Still, even looking ahead to Kol Nidre brings me back to my frustration with this portion. The very fact that I stand with my kahal, my community, on erev Yom Kippur to chant with them implies my active participation in that community. My word carries weight, and no one else has the power to annul that word. So what gives? How can I reconcile my beliefs with my text?
Here's the best answer I've got: At its heart, this text implies that people tasked with caring for those who are vulnerable have the sacred obligation of helping those under their care to make safe and healthy commitments and promises.
Though we may reject the assumption that men are necessarily powerful and women are necessarily vulnerable, it is incumbent upon those in power to help protect those they care for. A parent who lets her child succumb to the seduction of a cult, or a mentor who lets his acolyte's self-worth hinge on an impossible promise: these are role models who are not living up to their role.
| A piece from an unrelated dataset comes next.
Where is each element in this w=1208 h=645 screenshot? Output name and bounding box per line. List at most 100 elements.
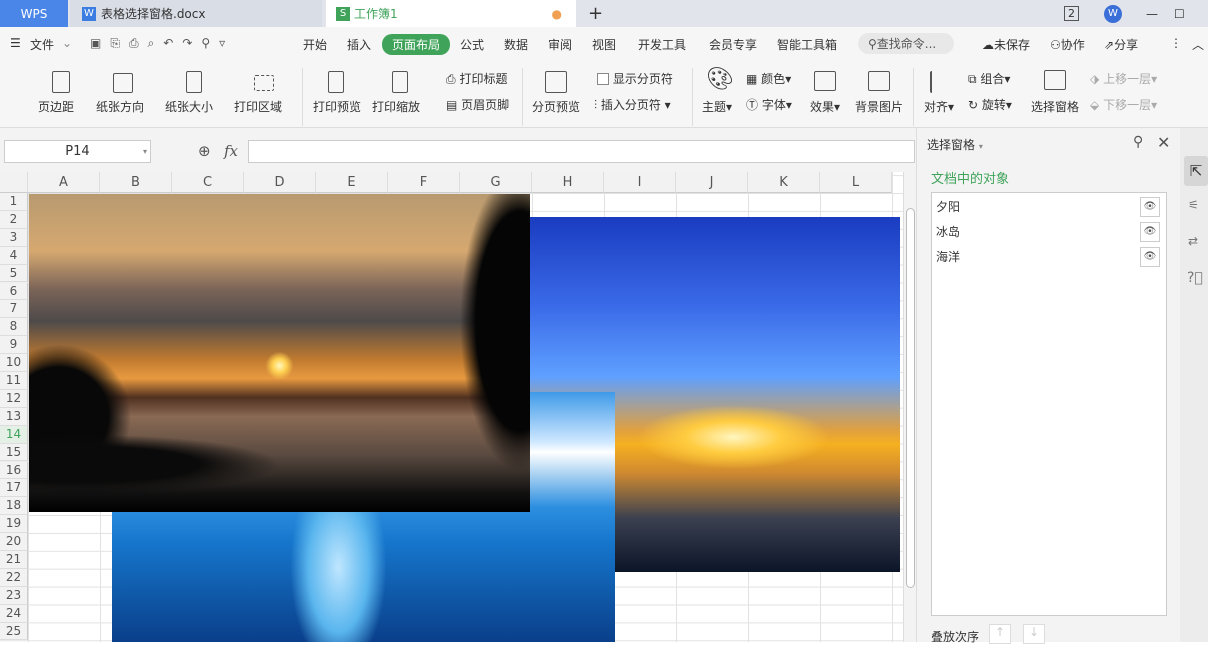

And in the verse about widows and divorced women -- in our paradigm, people who have some life-experience under their belts -- we see evidence that Torah understands that those who start out vulnerable can become empowered, able to make wise decisions about their commitments.
As Louis Simpson writes in "Profession of Faith," "It is the words we use, finally,/ that matter, if anything does." Torah acknowledges that our words matter...which is why it takes such care to ensure a protection mechanism for those whom society disempowers, so they won't bind themselves with words which might come back to harm them. That core teaching is valuable for us, even if we find Torah's example of it dated or problematic.
If you have thoughts on this -- responses, citations, arguments, whatever -- I'd love to hear them. Torah study isn't meant to be a declamatory activity; real learning happens in the dialectical process of the back-and-forth. Is the beginning of parashat Mattot problematic for you, and if so, how do you resolve it?